Alice had been her friend! This was simply not possible! Closer still she moved toward the gallows, but the woman ignored the words the warrantor spoke then. She glanced sideways through her dirty, tangled hair, and she knew that trying to run would be futile: guards stood to either side of her, ready to catch anyone who wandered away. She was forced to stand here and watch as her friends - and even those villagers with whom she had grown up and with whom she was not exactly friends - were executed for superfluous, nonexistent crimes. What in the world was going on?
"Oh!" she cried out, moaning in agony and fear and, perhaps, pity for herself and her friends. "Oh!" she called out again, more profound and painful.

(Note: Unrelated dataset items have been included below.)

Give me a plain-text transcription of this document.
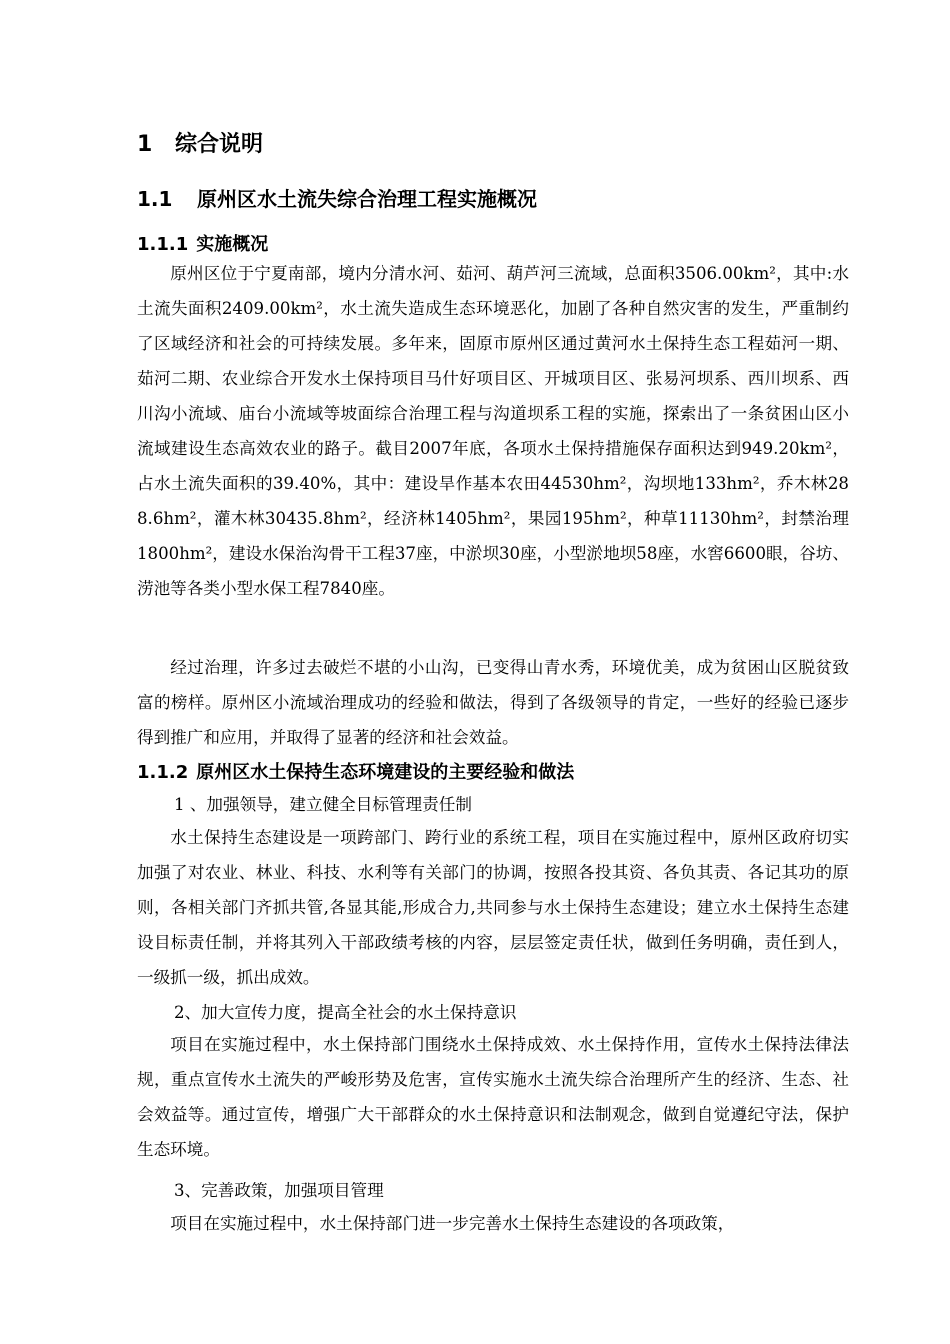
1 综合说明
1.1 原州区水土流失综合治理工程实施概况
1.1.1 实施概况

原州区位于宁夏南部，境内分清水河、茹河、葫芦河三流域，总面积3506.00km²，其中:水土流失面积2409.00km²，水土流失造成生态环境恶化，加剧了各种自然灾害的发生，严重制约了区域经济和社会的可持续发展。多年来，固原市原州区通过黄河水土保持生态工程茹河一期、茹河二期、农业综合开发水土保持项目马什好项目区、开城项目区、张易河坝系、西川坝系、西川沟小流域、庙台小流域等坡面综合治理工程与沟道坝系工程的实施，探索出了一条贫困山区小流域建设生态高效农业的路子。截目2007年底，各项水土保持措施保存面积达到949.20km²，占水土流失面积的39.40%，其中：建设旱作基本农田44530hm²，沟坝地133hm²，乔木林288.6hm²，灌木林30435.8hm²，经济林1405hm²，果园195hm²，种草11130hm²，封禁治理1800hm²，建设水保治沟骨干工程37座，中淤坝30座，小型淤地坝58座，水窖6600眼，谷坊、涝池等各类小型水保工程7840座。

经过治理，许多过去破烂不堪的小山沟，已变得山青水秀，环境优美，成为贫困山区脱贫致富的榜样。原州区小流域治理成功的经验和做法，得到了各级领导的肯定，一些好的经验已逐步得到推广和应用，并取得了显著的经济和社会效益。

1.1.2 原州区水土保持生态环境建设的主要经验和做法
1 、加强领导，建立健全目标管理责任制

水土保持生态建设是一项跨部门、跨行业的系统工程，项目在实施过程中，原州区政府切实加强了对农业、林业、科技、水利等有关部门的协调，按照各投其资、各负其责、各记其功的原则，各相关部门齐抓共管,各显其能,形成合力,共同参与水土保持生态建设；建立水土保持生态建设目标责任制，并将其列入干部政绩考核的内容，层层签定责任状，做到任务明确，责任到人，一级抓一级，抓出成效。

2、加大宣传力度，提高全社会的水土保持意识

项目在实施过程中，水土保持部门围绕水土保持成效、水土保持作用，宣传水土保持法律法规，重点宣传水土流失的严峻形势及危害，宣传实施水土流失综合治理所产生的经济、生态、社会效益等。通过宣传，增强广大干部群众的水土保持意识和法制观念，做到自觉遵纪守法，保护生态环境。

3、完善政策，加强项目管理

项目在实施过程中，水土保持部门进一步完善水土保持生态建设的各项政策，
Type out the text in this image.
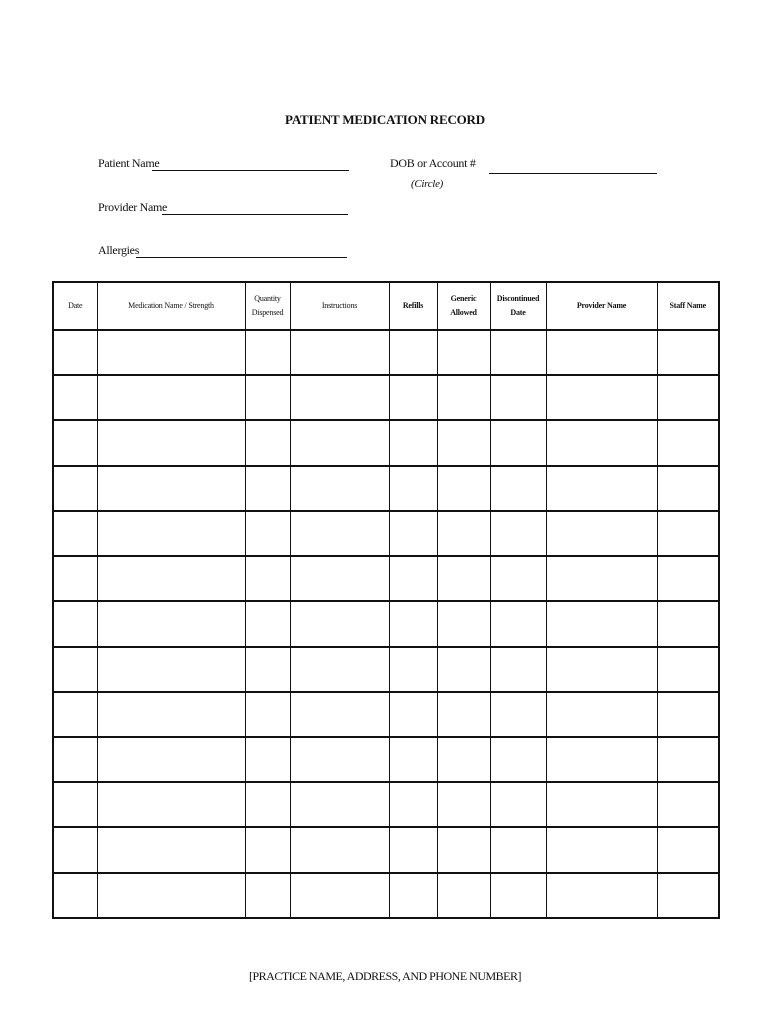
PATIENT MEDICATION RECORD
Patient Name	DOB or Account #
(Circle)
Provider Name
Allergies
Date	Medication Name / Strength	Quantity Dispensed	Instructions	Refills	Generic Allowed	Discontinued Date	Provider Name	Staff Name

[PRACTICE NAME, ADDRESS, AND PHONE NUMBER]
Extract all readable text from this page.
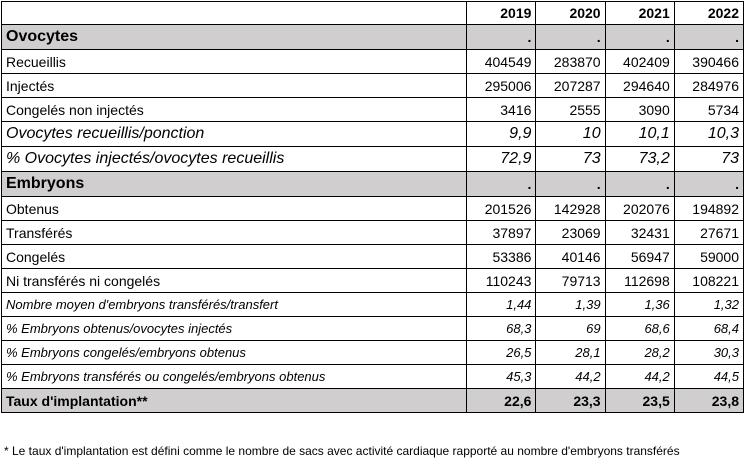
	2019	2020	2021	2022
Ovocytes	.	.	.	.
Recueillis	404549	283870	402409	390466
Injectés	295006	207287	294640	284976
Congelés non injectés	3416	2555	3090	5734
Ovocytes recueillis/ponction	9,9	10	10,1	10,3
% Ovocytes injectés/ovocytes recueillis	72,9	73	73,2	73
Embryons	.	.	.	.
Obtenus	201526	142928	202076	194892
Transférés	37897	23069	32431	27671
Congelés	53386	40146	56947	59000
Ni transférés ni congelés	110243	79713	112698	108221
Nombre moyen d'embryons transférés/transfert	1,44	1,39	1,36	1,32
% Embryons obtenus/ovocytes injectés	68,3	69	68,6	68,4
% Embryons congelés/embryons obtenus	26,5	28,1	28,2	30,3
% Embryons transférés ou congelés/embryons obtenus	45,3	44,2	44,2	44,5
Taux d'implantation**	22,6	23,3	23,5	23,8
* Le taux d'implantation est défini comme le nombre de sacs avec activité cardiaque rapporté au nombre d'embryons transférés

It wasn't unlike the sound the others were making around her, though she had been ignoring those sounds before. Now that she had joined their lament, it was difficult to not take notice to them. Tears streamed down her face, glistening with mud and tears from her earlier endeavors. She saw in horror - such horror from which, despite its vile nature, one cannot look away - as her friends necks were abused. This simply could not be true.
Alice and Mary had been sisters, the woman painfully recalled. Both of them had been her friends since childhood; they would play about in the garden, help one another's mothers with household chores, invent secretive games about which only the three of them would know. None of them would ever be able to get together again and enjoy the simplicities of life, the woman knew. She felt sick to her stomach as she watched, her wet eyes full of terror, confusion, wrath. Never again would she enjoy her friends -- Mary, Alice, or anyone.

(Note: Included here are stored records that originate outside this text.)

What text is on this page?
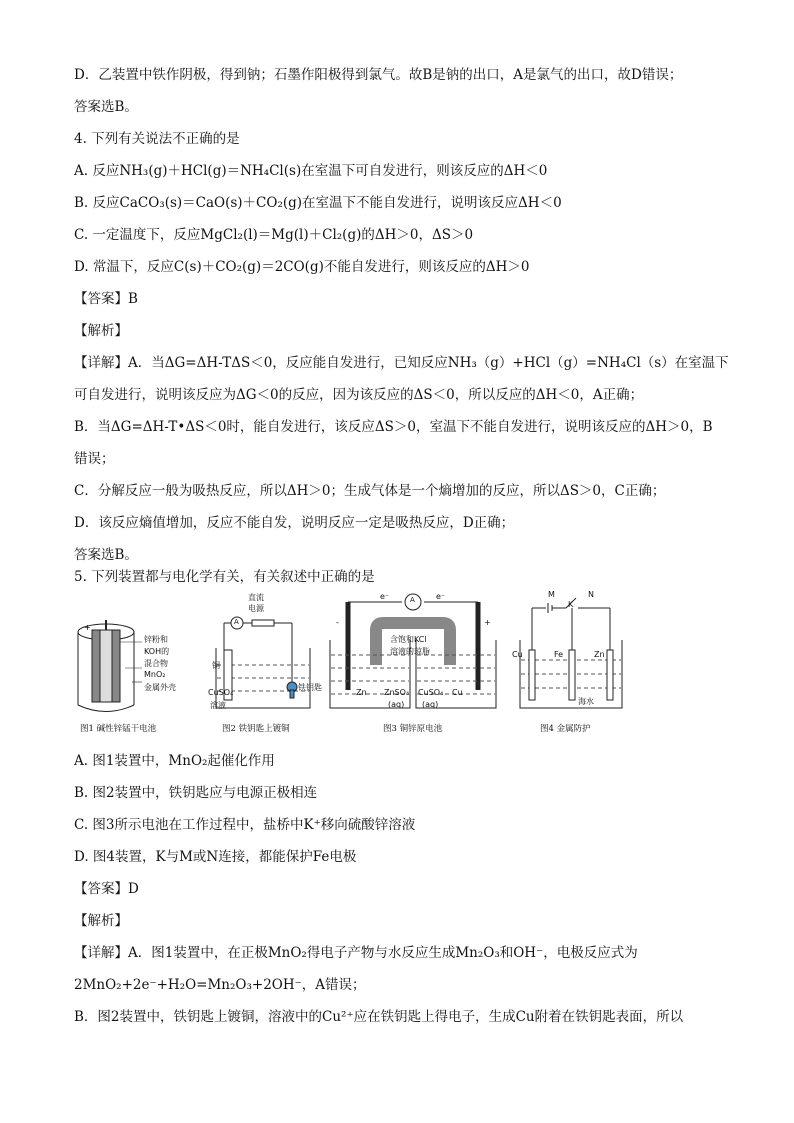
D．乙装置中铁作阴极，得到钠；石墨作阳极得到氯气。故B是钠的出口，A是氯气的出口，故D错误；
答案选B。
4. 下列有关说法不正确的是
A. 反应NH₃(g)＋HCl(g)＝NH₄Cl(s)在室温下可自发进行，则该反应的ΔH＜0
B. 反应CaCO₃(s)＝CaO(s)＋CO₂(g)在室温下不能自发进行，说明该反应ΔH＜0
C. 一定温度下，反应MgCl₂(l)＝Mg(l)＋Cl₂(g)的ΔH＞0，ΔS＞0
D. 常温下，反应C(s)＋CO₂(g)＝2CO(g)不能自发进行，则该反应的ΔH＞0
【答案】B
【解析】
【详解】A．当ΔG=ΔH-TΔS＜0，反应能自发进行，已知反应NH₃（g）+HCl（g）=NH₄Cl（s）在室温下
可自发进行，说明该反应为ΔG＜0的反应，因为该反应的ΔS＜0，所以反应的ΔH＜0，A正确；
B．当ΔG=ΔH-T•ΔS＜0时，能自发进行，该反应ΔS＞0，室温下不能自发进行，说明该反应的ΔH＞0，B
错误；
C．分解反应一般为吸热反应，所以ΔH＞0；生成气体是一个熵增加的反应，所以ΔS＞0，C正确；
D．该反应熵值增加，反应不能自发，说明反应一定是吸热反应，D正确；
答案选B。
5. 下列装置都与电化学有关，有关叙述中正确的是
+
锌粉和
KOH的
混合物
MnO₂
金属外壳
图1 碱性锌锰干电池
直流
电源
A
铜
CuSO₄
溶液
铁钥匙
图2 铁钥匙上镀铜
e⁻	A	e⁻
-	+
含饱和KCl
溶液的琼脂
Zn ZnSO₄
(aq)
CuSO₄
(aq)
Cu
图3 铜锌原电池
M
K
N
Cu	Fe	Zn
海水
图4 金属防护
A. 图1装置中，MnO₂起催化作用
B. 图2装置中，铁钥匙应与电源正极相连
C. 图3所示电池在工作过程中，盐桥中K⁺移向硫酸锌溶液
D. 图4装置，K与M或N连接，都能保护Fe电极
【答案】D
【解析】
【详解】A．图1装置中，在正极MnO₂得电子产物与水反应生成Mn₂O₃和OH⁻，电极反应式为
2MnO₂+2e⁻+H₂O=Mn₂O₃+2OH⁻，A错误；
B．图2装置中，铁钥匙上镀铜，溶液中的Cu²⁺应在铁钥匙上得电子，生成Cu附着在铁钥匙表面，所以
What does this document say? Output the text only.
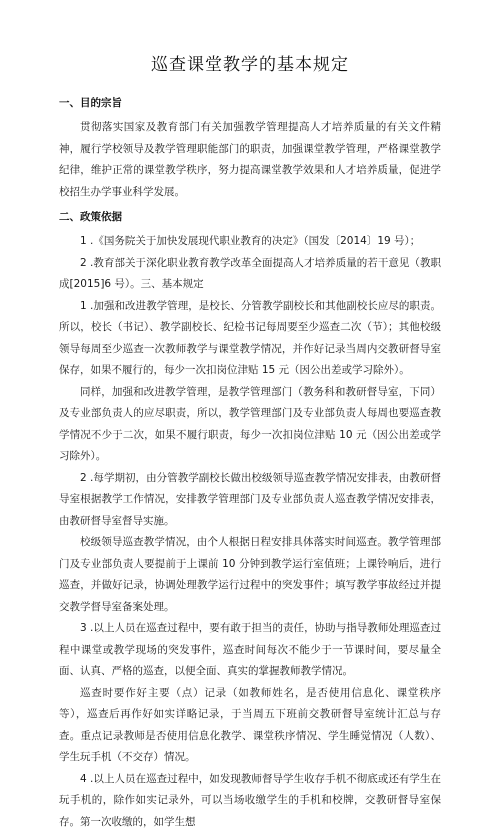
巡查课堂教学的基本规定
一、目的宗旨

贯彻落实国家及教育部门有关加强教学管理提高人才培养质量的有关文件精神，履行学校领导及教学管理职能部门的职责，加强课堂教学管理，严格课堂教学纪律，维护正常的课堂教学秩序，努力提高课堂教学效果和人才培养质量，促进学校招生办学事业科学发展。

二、政策依据

1 .《国务院关于加快发展现代职业教育的决定》（国发〔2014〕19 号）；

2 .教育部关于深化职业教育教学改革全面提高人才培养质量的若干意见（教职成[2015]6 号）。三、基本规定

1 .加强和改进教学管理，是校长、分管教学副校长和其他副校长应尽的职责。所以，校长（书记）、教学副校长、纪检书记每周要至少巡查二次（节）；其他校级领导每周至少巡查一次教师教学与课堂教学情况，并作好记录当周内交教研督导室保存，如果不履行的，每少一次扣岗位津贴 15 元（因公出差或学习除外）。

同样，加强和改进教学管理，是教学管理部门（教务科和教研督导室，下同）及专业部负责人的应尽职责，所以，教学管理部门及专业部负责人每周也要巡查教学情况不少于二次，如果不履行职责，每少一次扣岗位津贴 10 元（因公出差或学习除外）。

2 .每学期初，由分管教学副校长做出校级领导巡查教学情况安排表，由教研督导室根据教学工作情况，安排教学管理部门及专业部负责人巡查教学情况安排表，由教研督导室督导实施。

校级领导巡查教学情况，由个人根据日程安排具体落实时间巡查。教学管理部门及专业部负责人要提前于上课前 10 分钟到教学运行室值班；上课铃响后，进行巡查，并做好记录，协调处理教学运行过程中的突发事件；填写教学事故经过并提交教学督导室备案处理。

3 .以上人员在巡查过程中，要有敢于担当的责任，协助与指导教师处理巡查过程中课堂或教学现场的突发事件，巡查时间每次不能少于一节课时间，要尽量全面、认真、严格的巡查，以便全面、真实的掌握教师教学情况。

巡查时要作好主要（点）记录（如教师姓名，是否使用信息化、课堂秩序等），巡查后再作好如实详略记录，于当周五下班前交教研督导室统计汇总与存查。重点记录教师是否使用信息化教学、课堂秩序情况、学生睡觉情况（人数）、学生玩手机（不交存）情况。

4 .以上人员在巡查过程中，如发现教师督导学生收存手机不彻底或还有学生在玩手机的，除作如实记录外，可以当场收缴学生的手机和校牌，交教研督导室保存。第一次收缴的，如学生想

No! thought the woman, sobbing harder and shaking from shock and anxiety. "No!" She had screamed it this time, caring not about the guards beside her. She was the only person left, and she knew that things would never again be the same. She knew that she would never raise another child; she would never make her husband happy again. "Please!" she begged. "Please, Lord, have mercy upon my soul!" She would never be able to ask for forgiveness or for guidance from the Lord, and she knew, as the next few moments came – as her name was called aloud for the entire town to hear – that she would die unhappy and unhappily.